1. Back up the SupportAssist configuration and make a note of the IP addresses or FQDNs used for the existing SupportAssist environment. This is a precautionary step.
svc_supportassist --backup /home/service/user/
2. Clean up the SupportAssist configuration:
svc_supportassist -c
3. Reconfigure SupportAssist from the user interface manually as a new configuration. Do not restore the configuration using:
svc_supportasist --restore
That command would also restore the deadlocked events.
See the Dell Unity Family Configuring SupportAssist document for step-by-step details to configure SupportAssist:
https://dl.dell.com/content/manual40912271-dell-unity-family-configuring-supportassist.pdf?language=en-us
Workaround Option #2:
A new UDoctor package (udoctor_update_supportassist) has been developed and is available to connected Unity arrays in a staggered rollout. UDoctor packages are used to apply targeted updates, workarounds, and configuration changes to the Unity array, independent of a full software OE upgrade.
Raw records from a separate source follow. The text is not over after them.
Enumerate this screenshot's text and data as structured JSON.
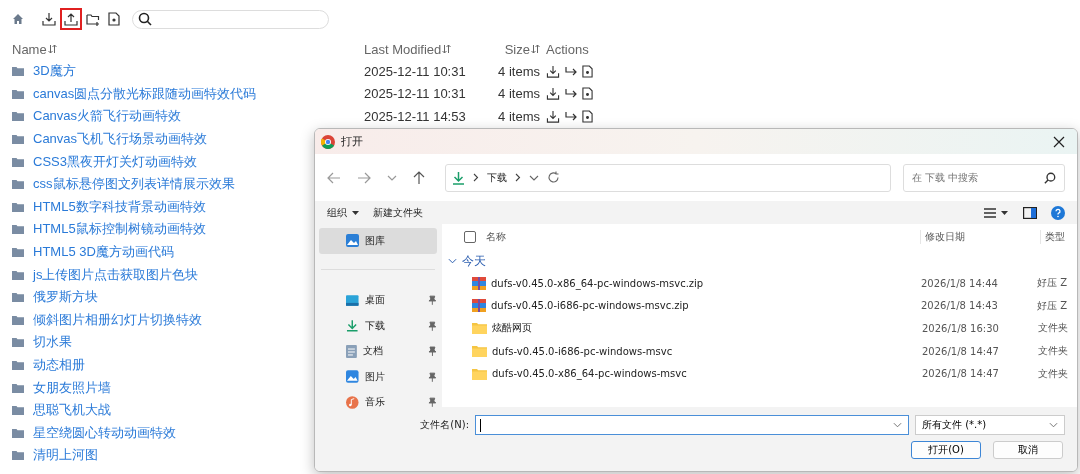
{
  "toolbar": [
    {
      "kind": "home",
      "highlighted": false
    },
    {
      "kind": "download",
      "highlighted": false
    },
    {
      "kind": "upload",
      "highlighted": true
    },
    {
      "kind": "new-folder",
      "highlighted": false
    },
    {
      "kind": "new-file",
      "highlighted": false
    }
  ],
  "search": {
    "kind": "search"
  },
  "table": {
    "columns": [
      "Name",
      "Last Modified",
      "Size",
      "Actions"
    ],
    "rows": [
      {
        "name": "3D魔方",
        "modified": "2025-12-11 10:31",
        "size": "4 items"
      },
      {
        "name": "canvas圆点分散光标跟随动画特效代码",
        "modified": "2025-12-11 10:31",
        "size": "4 items"
      },
      {
        "name": "Canvas火箭飞行动画特效",
        "modified": "2025-12-11 14:53",
        "size": "4 items"
      },
      {
        "name": "Canvas飞机飞行场景动画特效"
      },
      {
        "name": "CSS3黑夜开灯关灯动画特效"
      },
      {
        "name": "css鼠标悬停图文列表详情展示效果"
      },
      {
        "name": "HTML5数字科技背景动画特效"
      },
      {
        "name": "HTML5鼠标控制树镜动画特效"
      },
      {
        "name": "HTML5 3D魔方动画代码"
      },
      {
        "name": "js上传图片点击获取图片色块"
      },
      {
        "name": "俄罗斯方块"
      },
      {
        "name": "倾斜图片相册幻灯片切换特效"
      },
      {
        "name": "切水果"
      },
      {
        "name": "动态相册"
      },
      {
        "name": "女朋友照片墙"
      },
      {
        "name": "思聪飞机大战"
      },
      {
        "name": "星空绕圆心转动动画特效"
      },
      {
        "name": "清明上河图"
      }
    ]
  },
  "dialog": {
    "title": "打开",
    "breadcrumb": [
      "下载"
    ],
    "search_placeholder": "在 下载 中搜索",
    "commands": [
      "组织",
      "新建文件夹"
    ],
    "sidebar": [
      {
        "label": "图库",
        "kind": "gallery",
        "selected": true
      },
      {
        "label": "桌面",
        "kind": "desktop",
        "selected": false
      },
      {
        "label": "下载",
        "kind": "download",
        "selected": false
      },
      {
        "label": "文档",
        "kind": "docs",
        "selected": false
      },
      {
        "label": "图片",
        "kind": "pictures",
        "selected": false
      },
      {
        "label": "音乐",
        "kind": "music",
        "selected": false
      }
    ],
    "columns": [
      "名称",
      "修改日期",
      "类型"
    ],
    "select_all_checked": false,
    "group": "今天",
    "files": [
      {
        "name": "dufs-v0.45.0-x86_64-pc-windows-msvc.zip",
        "date": "2026/1/8 14:44",
        "type": "好压 Z",
        "kind": "zip"
      },
      {
        "name": "dufs-v0.45.0-i686-pc-windows-msvc.zip",
        "date": "2026/1/8 14:43",
        "type": "好压 Z",
        "kind": "zip"
      },
      {
        "name": "炫酷网页",
        "date": "2026/1/8 16:30",
        "type": "文件夹",
        "kind": "folder"
      },
      {
        "name": "dufs-v0.45.0-i686-pc-windows-msvc",
        "date": "2026/1/8 14:47",
        "type": "文件夹",
        "kind": "folder"
      },
      {
        "name": "dufs-v0.45.0-x86_64-pc-windows-msvc",
        "date": "2026/1/8 14:47",
        "type": "文件夹",
        "kind": "folder"
      }
    ],
    "filename_label": "文件名(N):",
    "filetype": "所有文件 (*.*)",
    "buttons": [
      "打开(O)",
      "取消"
    ]
  }
}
The UDoctor script is pushed automatically to systems with callhome enabled and which call home and indicate that version 5.3.0 is installed. An alert similar to the following shown here appears once the package has been pushed to your system:
The new UDoctor script, if accepted and installed, prevents SP reboots from occurring if the ESE deadlock issue is encountered and the SupportAssist service stops working. Instead, an alert is generated to identify that the SupportAssist service has stopped working and manual intervention is required:
If the Unity Message ID 14:380057 "SupportAssist service has stopped working" is received, the steps outlined in Workaround Option #1 should be followed to clear the ESE deadlock and reestablish SupportAssist connectivity.
See KB article Dell Unity: UDoctor package (xxxxxx) is now available for installation. (User Correctable) for how to identify if a new UDoctor package is available and how to accept and install a new UDoctor package.
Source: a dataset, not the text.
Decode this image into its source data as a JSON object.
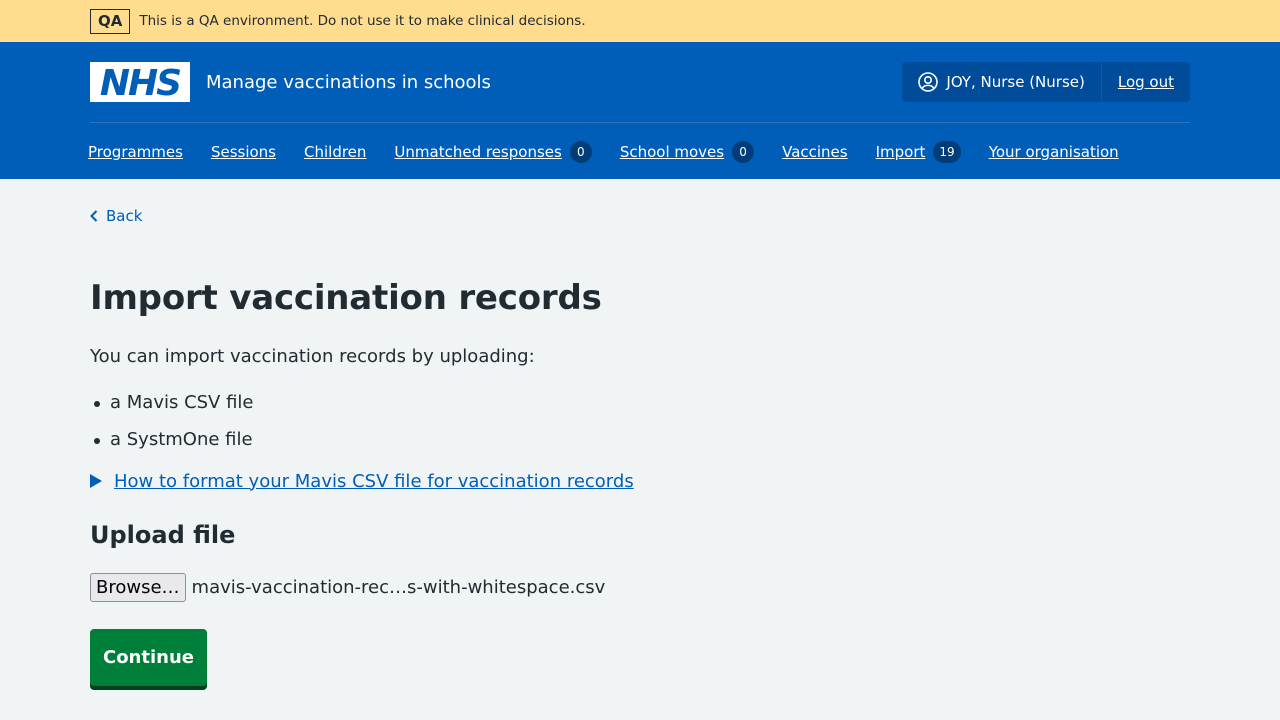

When a Unity OE nondisruptive upgrade (NDU) is run, it overwrites any changes made by the UDoctor package. This means that when the software fix becomes available in new Unity OE releases, a standard NDU can be run, and no additional steps are required.
There is no way to override the inventory and or push process and force the UDoctor package to be pushed to any particular Unity system. The inventory and or push process occurs weekly. For customers who want the fix sooner, the correct solution is to upgrade to Unity OE version 5.3.1.0.5.008 (5.3 SP1). Alternatively, customers can use the other workarounds listed above.